За какие-то полчаса я добралась до Сашиного района. Оставив машину на ближайшей стоянке, я направилась к нему. В который уже раз…

Мальчишка ждал меня на углу дома, и это еще больше утвердило меня в том, что с матерью он не был честен до конца. Мне даже захотелось подняться в квартиру и поговорить с ней, но Саша ухватил меня за руку и быстро поволок через дорогу. Я решила, что наша недолгая прогулка не несет в себе непосредственной опасности, и пообщаться с его мамой я сумею и попозже.

Саша знал, куда он меня ведет, и уверенно сворачивал то налево, то направо, идя по дорожкам между старыми и новыми частными домами, которыми был застроен этот микрорайон. Я была где-то неподалеку отсюда, когда нашла остатки рамы и картину Михаила Гончарова, но сориентироваться так и не смогла.

– Это далеко? – запоздало спросила я.

– Да нет, – отмахнулся Саша.

Вокруг почти не было прохожих, и у меня «родился» следующий вопрос:

– Как же тебе удалось проследить за этим человеком так, что он тебя и не увидел? Тут довольно безлюдно, трудновато спрятаться...

– Я был осторожен, а он не оглядывался, – пожал плечами Саша.

– Странно, – пробормотала я в ответ на свои же мысли.

Крапивин сейчас очень насторожен, он обязательно оглянулся бы на пустынной улице, чтобы убедиться, что за ним никто не следит. Его напарник знает о том, в каком они оказались положении, и наверняка ведет себя так же…

Либо это был какой-то другой человек, возможно, просто похожий на того, кого Саша видел раньше. Либо же это действительно Крапивин, и мальчик просто не заметил, что его засекли. Оба варианта не сулили нам обоим ничего хорошего.

В первом случае я возвращалась к тому, с чего начала, а во втором все зависело от того, расценил ли сообщник Крапивина какого-то неизвестного ему мальчика как угрозу для себя, или же он решил, что паренек просто играет...

– Вот тот дом, – отвлек меня от этих размышлений Саша.

Он указывал на неказистый домик, сколоченный из уже потемневших досок, скрывавшийся за невысоким забором из металлической сетки.

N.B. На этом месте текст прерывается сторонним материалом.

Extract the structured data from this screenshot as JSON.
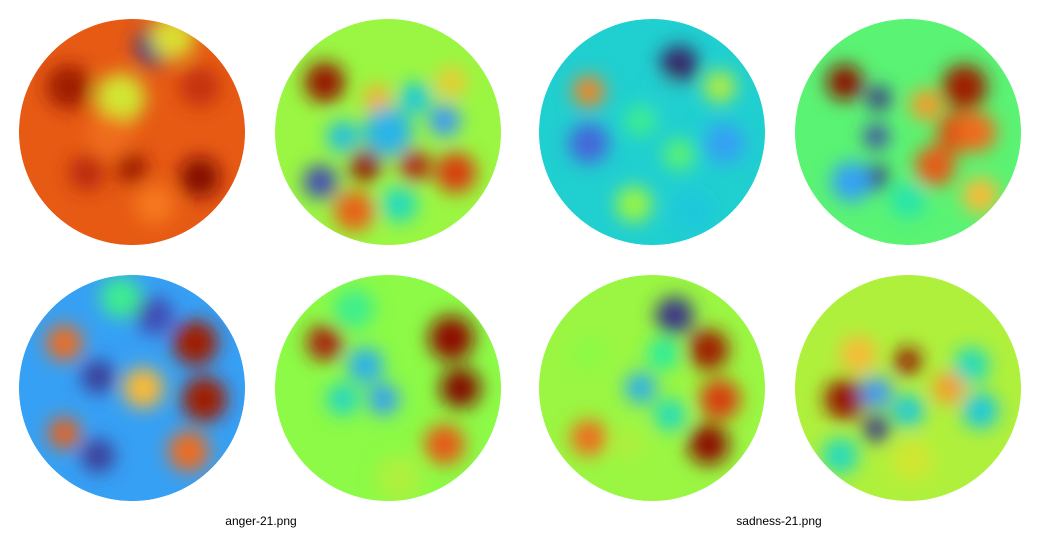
{
  "panels": [
    {
      "caption": "anger-21.png",
      "maps": [
        {
          "base": 0.85,
          "blobs": [
            [
              0.6,
              0.12,
              0.05,
              0.085
            ],
            [
              0.22,
              0.3,
              0.96,
              0.1
            ],
            [
              0.8,
              0.3,
              0.92,
              0.09
            ],
            [
              0.45,
              0.35,
              0.6,
              0.11
            ],
            [
              0.68,
              0.08,
              0.62,
              0.1
            ],
            [
              0.5,
              0.66,
              0.96,
              0.07
            ],
            [
              0.8,
              0.7,
              0.99,
              0.09
            ],
            [
              0.3,
              0.68,
              0.93,
              0.08
            ],
            [
              0.6,
              0.82,
              0.8,
              0.09
            ],
            [
              0.4,
              0.52,
              0.82,
              0.1
            ]
          ]
        },
        {
          "base": 0.52,
          "blobs": [
            [
              0.22,
              0.28,
              0.97,
              0.09
            ],
            [
              0.2,
              0.72,
              0.08,
              0.075
            ],
            [
              0.45,
              0.35,
              0.72,
              0.06
            ],
            [
              0.62,
              0.35,
              0.3,
              0.07
            ],
            [
              0.75,
              0.45,
              0.2,
              0.07
            ],
            [
              0.5,
              0.5,
              0.26,
              0.11
            ],
            [
              0.4,
              0.65,
              0.97,
              0.07
            ],
            [
              0.62,
              0.65,
              0.94,
              0.07
            ],
            [
              0.8,
              0.68,
              0.9,
              0.09
            ],
            [
              0.55,
              0.82,
              0.35,
              0.08
            ],
            [
              0.35,
              0.85,
              0.84,
              0.09
            ],
            [
              0.78,
              0.28,
              0.66,
              0.07
            ],
            [
              0.3,
              0.52,
              0.28,
              0.07
            ]
          ]
        },
        {
          "base": 0.22,
          "blobs": [
            [
              0.6,
              0.18,
              0.08,
              0.085
            ],
            [
              0.35,
              0.45,
              0.06,
              0.075
            ],
            [
              0.2,
              0.3,
              0.82,
              0.08
            ],
            [
              0.35,
              0.8,
              0.06,
              0.075
            ],
            [
              0.2,
              0.7,
              0.84,
              0.07
            ],
            [
              0.45,
              0.1,
              0.42,
              0.09
            ],
            [
              0.78,
              0.3,
              0.96,
              0.1
            ],
            [
              0.82,
              0.55,
              0.96,
              0.1
            ],
            [
              0.75,
              0.78,
              0.82,
              0.09
            ],
            [
              0.55,
              0.5,
              0.7,
              0.09
            ]
          ]
        },
        {
          "base": 0.5,
          "blobs": [
            [
              0.78,
              0.28,
              0.98,
              0.1
            ],
            [
              0.82,
              0.5,
              0.99,
              0.09
            ],
            [
              0.75,
              0.75,
              0.85,
              0.09
            ],
            [
              0.22,
              0.3,
              0.95,
              0.08
            ],
            [
              0.4,
              0.4,
              0.25,
              0.08
            ],
            [
              0.48,
              0.55,
              0.22,
              0.07
            ],
            [
              0.3,
              0.55,
              0.34,
              0.07
            ],
            [
              0.35,
              0.15,
              0.42,
              0.09
            ],
            [
              0.55,
              0.9,
              0.55,
              0.1
            ]
          ]
        }
      ]
    },
    {
      "caption": "sadness-21.png",
      "maps": [
        {
          "base": 0.32,
          "blobs": [
            [
              0.62,
              0.2,
              0.03,
              0.085
            ],
            [
              0.22,
              0.55,
              0.12,
              0.09
            ],
            [
              0.82,
              0.55,
              0.22,
              0.09
            ],
            [
              0.22,
              0.32,
              0.78,
              0.07
            ],
            [
              0.45,
              0.45,
              0.42,
              0.07
            ],
            [
              0.62,
              0.6,
              0.45,
              0.07
            ],
            [
              0.42,
              0.82,
              0.52,
              0.08
            ],
            [
              0.68,
              0.85,
              0.3,
              0.09
            ],
            [
              0.8,
              0.3,
              0.56,
              0.07
            ],
            [
              0.55,
              0.35,
              0.32,
              0.08
            ]
          ]
        },
        {
          "base": 0.55,
          "blobs": [
            [
              0.22,
              0.55,
              0.97,
              0.09
            ],
            [
              0.5,
              0.38,
              0.97,
              0.06
            ],
            [
              0.36,
              0.52,
              0.2,
              0.07
            ],
            [
              0.36,
              0.68,
              0.05,
              0.06
            ],
            [
              0.5,
              0.6,
              0.3,
              0.07
            ],
            [
              0.68,
              0.5,
              0.75,
              0.07
            ],
            [
              0.78,
              0.4,
              0.35,
              0.08
            ],
            [
              0.82,
              0.6,
              0.3,
              0.08
            ],
            [
              0.28,
              0.35,
              0.7,
              0.08
            ],
            [
              0.52,
              0.82,
              0.6,
              0.09
            ],
            [
              0.2,
              0.8,
              0.35,
              0.08
            ]
          ]
        },
        {
          "base": 0.52,
          "blobs": [
            [
              0.6,
              0.18,
              0.05,
              0.085
            ],
            [
              0.75,
              0.33,
              0.96,
              0.09
            ],
            [
              0.8,
              0.55,
              0.9,
              0.09
            ],
            [
              0.75,
              0.75,
              0.98,
              0.09
            ],
            [
              0.45,
              0.5,
              0.25,
              0.07
            ],
            [
              0.58,
              0.62,
              0.35,
              0.07
            ],
            [
              0.22,
              0.72,
              0.82,
              0.08
            ],
            [
              0.4,
              0.75,
              0.55,
              0.07
            ],
            [
              0.22,
              0.35,
              0.5,
              0.08
            ],
            [
              0.55,
              0.35,
              0.4,
              0.07
            ]
          ]
        },
        {
          "base": 0.45,
          "blobs": [
            [
              0.22,
              0.28,
              0.98,
              0.08
            ],
            [
              0.37,
              0.35,
              0.05,
              0.055
            ],
            [
              0.36,
              0.52,
              0.07,
              0.055
            ],
            [
              0.36,
              0.7,
              0.04,
              0.055
            ],
            [
              0.75,
              0.3,
              0.96,
              0.1
            ],
            [
              0.72,
              0.5,
              0.88,
              0.09
            ],
            [
              0.8,
              0.5,
              0.82,
              0.09
            ],
            [
              0.62,
              0.65,
              0.85,
              0.09
            ],
            [
              0.25,
              0.72,
              0.22,
              0.09
            ],
            [
              0.5,
              0.8,
              0.38,
              0.08
            ],
            [
              0.58,
              0.38,
              0.75,
              0.07
            ],
            [
              0.82,
              0.78,
              0.7,
              0.08
            ]
          ]
        }
      ]
    }
  ]
}
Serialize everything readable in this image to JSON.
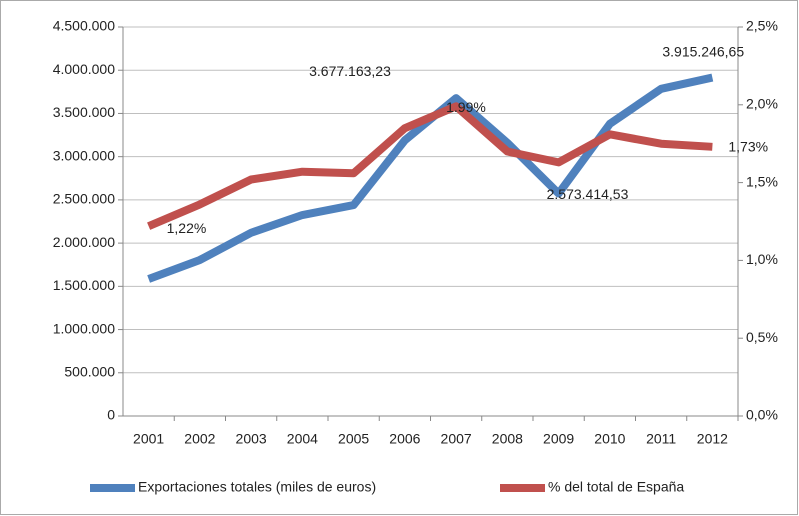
{
  "chart_data": {
    "type": "line",
    "categories": [
      "2001",
      "2002",
      "2003",
      "2004",
      "2005",
      "2006",
      "2007",
      "2008",
      "2009",
      "2010",
      "2011",
      "2012"
    ],
    "series": [
      {
        "name": "Exportaciones totales  (miles de euros)",
        "color": "#4f81bd",
        "values": [
          1585000,
          1805000,
          2120000,
          2325000,
          2440000,
          3190000,
          3677163.23,
          3160000,
          2573414.53,
          3380000,
          3785000,
          3915246.65
        ],
        "value_labels": [
          null,
          null,
          null,
          null,
          null,
          null,
          "3.677.163,23",
          null,
          "2.573.414,53",
          null,
          null,
          "3.915.246,65"
        ]
      },
      {
        "name": "% del total  de España",
        "color": "#c0504d",
        "axis": "y2",
        "values": [
          1.22,
          1.36,
          1.52,
          1.57,
          1.56,
          1.85,
          1.99,
          1.7,
          1.63,
          1.81,
          1.75,
          1.73
        ],
        "value_labels": [
          "1,22%",
          null,
          null,
          null,
          null,
          null,
          "1.99%",
          null,
          null,
          null,
          null,
          "1,73%"
        ]
      }
    ],
    "ylim": [
      0,
      4500000
    ],
    "yticks": [
      0,
      {
        "value": 500000,
        "label": "500.000"
      },
      {
        "value": 1000000,
        "label": "1.000.000"
      },
      {
        "value": 1500000,
        "label": "1.500.000"
      },
      {
        "value": 2000000,
        "label": "2.000.000"
      },
      {
        "value": 2500000,
        "label": "2.500.000"
      },
      {
        "value": 3000000,
        "label": "3.000.000"
      },
      {
        "value": 3500000,
        "label": "3.500.000"
      },
      {
        "value": 4000000,
        "label": "4.000.000"
      },
      {
        "value": 4500000,
        "label": "4.500.000"
      }
    ],
    "y2lim": [
      0,
      2.5
    ],
    "y2ticks": [
      {
        "value": 0,
        "label": "0,0%"
      },
      {
        "value": 0.5,
        "label": "0,5%"
      },
      {
        "value": 1,
        "label": "1,0%"
      },
      {
        "value": 1.5,
        "label": "1,5%"
      },
      {
        "value": 2,
        "label": "2,0%"
      },
      {
        "value": 2.5,
        "label": "2,5%"
      }
    ],
    "grid": true,
    "legend": "bottom"
  }
}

Я быстро огляделась. Вокруг было много домов аналогичного типа и того же времени постройки. Номера имелись только на двух из них. Табличка с названием улицы и вовсе отсутствовала.

– Как называется эта улица? – спросила я у замершего в почтительном ожидании Саши.

Тот недоуменно моргнул, но ответил быстро:

– Улица «Кооперации».

– Замечательно, – кивнула я. – Спасибо тебе за помощь, теперь ты можешь бежать обратно, домой.

Кажется, мальчишка обиделся. Он нахмурил брови и недовольно на меня уставился.

– Я хочу посмотреть, что ты будешь делать! – решительно заявил он. – Я тебе не помешаю, просто постою тут и посмотрю.

– Ну, хорошо, – кивнула я. – Только близко не подходи, а то вдруг тот тип тебя все же приметил...

Я подошла к калитке соседнего дома и позвонила в звонок. Звука, разумеется, я не услышала. Оставалось надеяться, что звонок не сломался еще сто лет назад.

Подождав немного и поняв, что ответа я не дождусь, я направилась к забору того дома, что мне и был нужен.

Тут не было звонка, а калитка не запиралась. Дверца скрипнула, пропуская меня внутрь и предупреждая хозяев, что к ним явился непрошеный гость. Кто находился в доме, я не знала.

Скрип калитки действительно услышали, так как дверь дома открылась еще до того, как я поднялась на крыльцо. На пороге стоял невысокого роста, коренастый щербатый крепыш в домашней поношенной одежде.

– Ты кто такая? – неприветливо осведомился он. – Я тебя не знаю.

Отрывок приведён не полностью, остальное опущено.